Here'a a more in-depth article: http://people.csail.mit.edu/sanchez/papers/2016.swarm.toppic...

and the actual paper introducing Swarm: http://livinglab.mit.edu/wp-content/uploads/2015/12/2015.swa...

rurban · on July 7, 2016

And the MIT news source: https://news.mit.edu/2016/parallel-programming-easy-0620

elihu · on July 6, 2016

So... it's hardware transactional memory with explicit priorities on the transactions so the hardware can retry and/or complete the highest priority task first if there's a collision?

macintux · on July 7, 2016

http://dilbert.com/strip/1995-02-26

mikepurvis · on July 7, 2016

"... parallel execution of rather small tasks"

Feels like another hardware direction that will require a lot compiler work to truly take advantage of. Anyone else getting Itanic vibes?

wumpus · on July 7, 2016

A lot of compiler people thought Itanic was dumb because it put things into hardware that the compiler could handle efficiently without hardware help. SWARM doesn't appear to make that mistake at all. It's unclear to me if Swarm can be take advantage of without explicit compiler directives, but that's a different issue.

johncolanduoni · on July 7, 2016

> If the programmer wants to parallelize a function, he/she must designate it as such and assign some weighted value to it that corresponds to an execution priority.

It looks like most of that ability is meant to be handed straight to the programmer, not the compiler.
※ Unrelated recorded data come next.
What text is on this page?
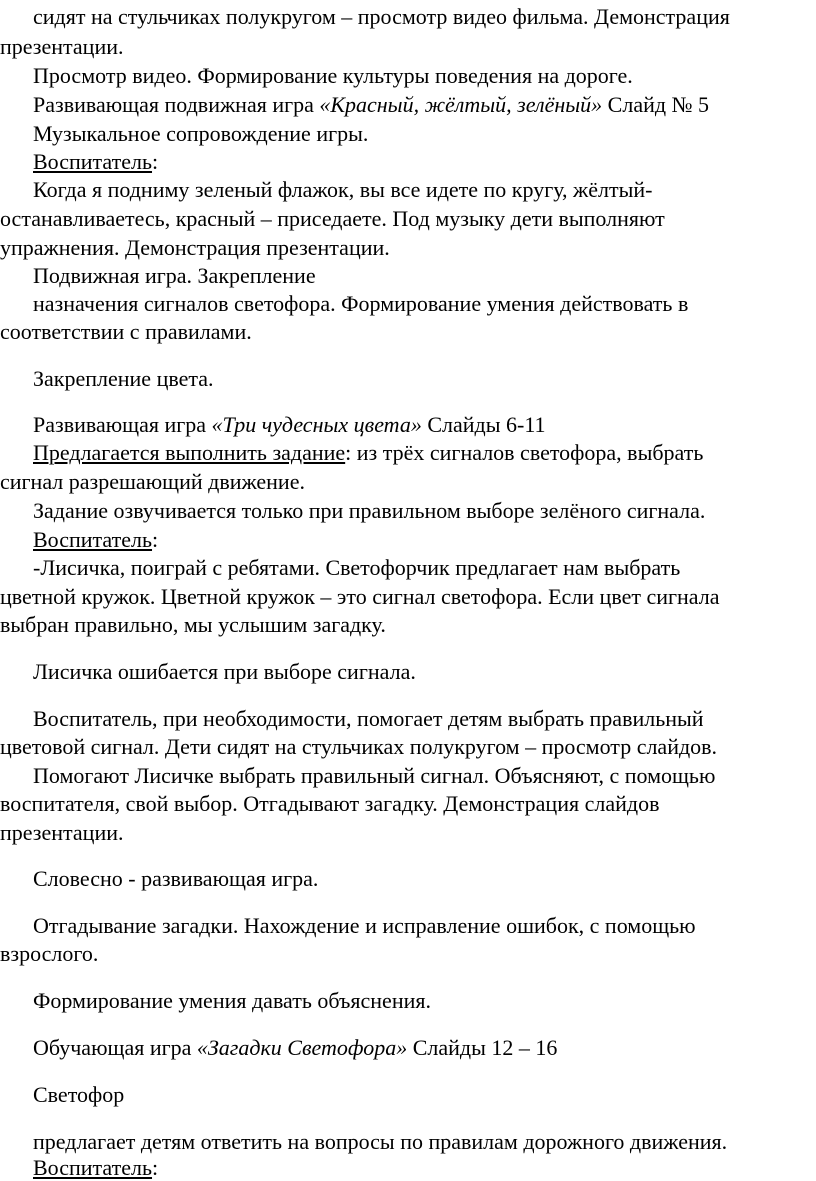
сидят на стульчиках полукругом – просмотр видео фильма. Демонстрация
презентации.
Просмотр видео. Формирование культуры поведения на дороге.
Развивающая подвижная игра «Красный, жёлтый, зелёный» Слайд № 5
Музыкальное сопровождение игры.
Воспитатель:
Когда я подниму зеленый флажок, вы все идете по кругу, жёлтый-
останавливаетесь, красный – приседаете. Под музыку дети выполняют
упражнения. Демонстрация презентации.
Подвижная игра. Закрепление
назначения сигналов светофора. Формирование умения действовать в
соответствии с правилами.
Закрепление цвета.
Развивающая игра «Три чудесных цвета» Слайды 6-11
Предлагается выполнить задание: из трёх сигналов светофора, выбрать
сигнал разрешающий движение.
Задание озвучивается только при правильном выборе зелёного сигнала.
Воспитатель:
-Лисичка, поиграй с ребятами. Светофорчик предлагает нам выбрать
цветной кружок. Цветной кружок – это сигнал светофора. Если цвет сигнала
выбран правильно, мы услышим загадку.
Лисичка ошибается при выборе сигнала.
Воспитатель, при необходимости, помогает детям выбрать правильный
цветовой сигнал. Дети сидят на стульчиках полукругом – просмотр слайдов.
Помогают Лисичке выбрать правильный сигнал. Объясняют, с помощью
воспитателя, свой выбор. Отгадывают загадку. Демонстрация слайдов
презентации.
Словесно - развивающая игра.
Отгадывание загадки. Нахождение и исправление ошибок, с помощью
взрослого.
Формирование умения давать объяснения.
Обучающая игра «Загадки Светофора» Слайды 12 – 16
Светофор
предлагает детям ответить на вопросы по правилам дорожного движения.
Воспитатель:
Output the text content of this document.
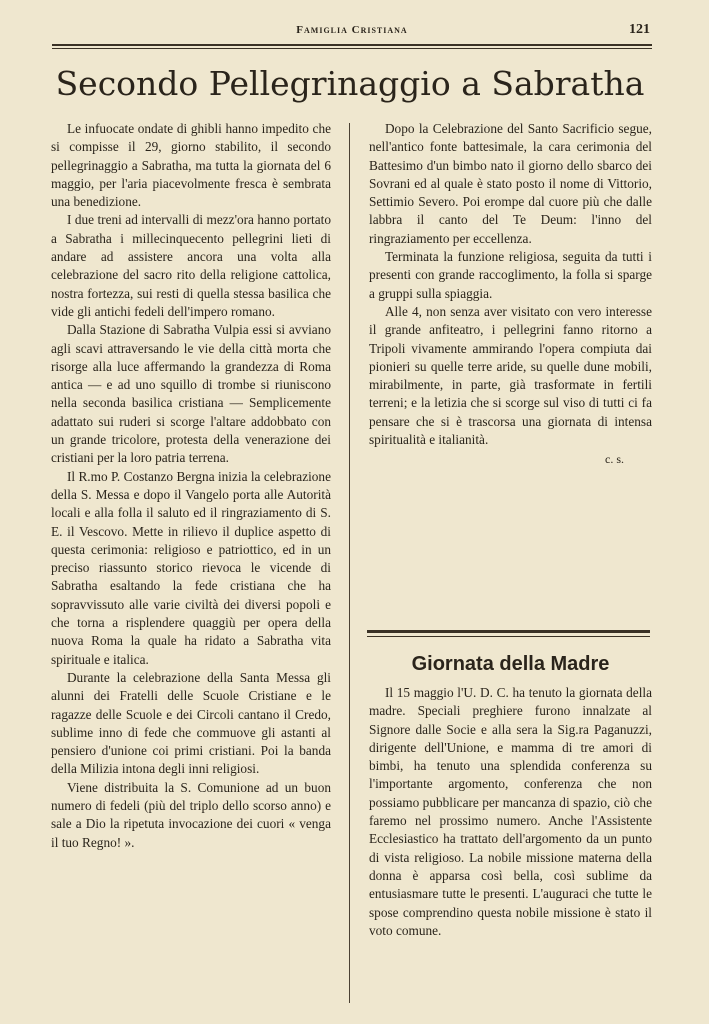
Famiglia Cristiana	121
Secondo Pellegrinaggio a Sabratha

Le infuocate ondate di ghibli hanno impedito che si compisse il 29, giorno stabilito, il secondo pellegrinaggio a Sabratha, ma tutta la giornata del 6 maggio, per l'aria piacevolmente fresca è sembrata una benedizione.

I due treni ad intervalli di mezz'ora hanno portato a Sabratha i millecinquecento pellegrini lieti di andare ad assistere ancora una volta alla celebrazione del sacro rito della religione cattolica, nostra fortezza, sui resti di quella stessa basilica che vide gli antichi fedeli dell'impero romano.

Dalla Stazione di Sabratha Vulpia essi si avviano agli scavi attraversando le vie della città morta che risorge alla luce affermando la grandezza di Roma antica — e ad uno squillo di trombe si riuniscono nella seconda basilica cristiana — Semplicemente adattato sui ruderi si scorge l'altare addobbato con un grande tricolore, protesta della venerazione dei cristiani per la loro patria terrena.

Il R.mo P. Costanzo Bergna inizia la celebrazione della S. Messa e dopo il Vangelo porta alle Autorità locali e alla folla il saluto ed il ringraziamento di S. E. il Vescovo. Mette in rilievo il duplice aspetto di questa cerimonia: religioso e patriottico, ed in un preciso riassunto storico rievoca le vicende di Sabratha esaltando la fede cristiana che ha sopravvissuto alle varie civiltà dei diversi popoli e che torna a risplendere quaggiù per opera della nuova Roma la quale ha ridato a Sabratha vita spirituale e italica.

Durante la celebrazione della Santa Messa gli alunni dei Fratelli delle Scuole Cristiane e le ragazze delle Scuole e dei Circoli cantano il Credo, sublime inno di fede che commuove gli astanti al pensiero d'unione coi primi cristiani. Poi la banda della Milizia intona degli inni religiosi.

Viene distribuita la S. Comunione ad un buon numero di fedeli (più del triplo dello scorso anno) e sale a Dio la ripetuta invocazione dei cuori « venga il tuo Regno! ».

Dopo la Celebrazione del Santo Sacrificio segue, nell'antico fonte battesimale, la cara cerimonia del Battesimo d'un bimbo nato il giorno dello sbarco dei Sovrani ed al quale è stato posto il nome di Vittorio, Settimio Severo. Poi erompe dal cuore più che dalle labbra il canto del Te Deum: l'inno del ringraziamento per eccellenza.

Terminata la funzione religiosa, seguita da tutti i presenti con grande raccoglimento, la folla si sparge a gruppi sulla spiaggia.

Alle 4, non senza aver visitato con vero interesse il grande anfiteatro, i pellegrini fanno ritorno a Tripoli vivamente ammirando l'opera compiuta dai pionieri su quelle terre aride, su quelle dune mobili, mirabilmente, in parte, già trasformate in fertili terreni; e la letizia che si scorge sul viso di tutti ci fa pensare che si è trascorsa una giornata di intensa spiritualità e italianità.

c. s.
Giornata della Madre

Il 15 maggio l'U. D. C. ha tenuto la giornata della madre. Speciali preghiere furono innalzate al Signore dalle Socie e alla sera la Sig.ra Paganuzzi, dirigente dell'Unione, e mamma di tre amori di bimbi, ha tenuto una splendida conferenza su l'importante argomento, conferenza che non possiamo pubblicare per mancanza di spazio, ciò che faremo nel prossimo numero. Anche l'Assistente Ecclesiastico ha trattato dell'argomento da un punto di vista religioso. La nobile missione materna della donna è apparsa così bella, così sublime da entusiasmare tutte le presenti. L'auguraci che tutte le spose comprendino questa nobile missione è stato il voto comune.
bluejekyll · on July 7, 2016

I wonder if this could be handled more easily by making memory smarter. The timestamps they talk about are really just lamport clocks I think. If ram used that on writes for atomic updates, then you could throw a fault (similar to a numerical overflow). Then compilers/code could just give devs a way to directly handle this. An OS could be designed to use this to reschedule threads, etc.

Seems like this would be a more incremental option than requiring a full new architecture to be designed.

sebastianconcpt · on July 7, 2016

Can this circuitry be implemented in FGPA?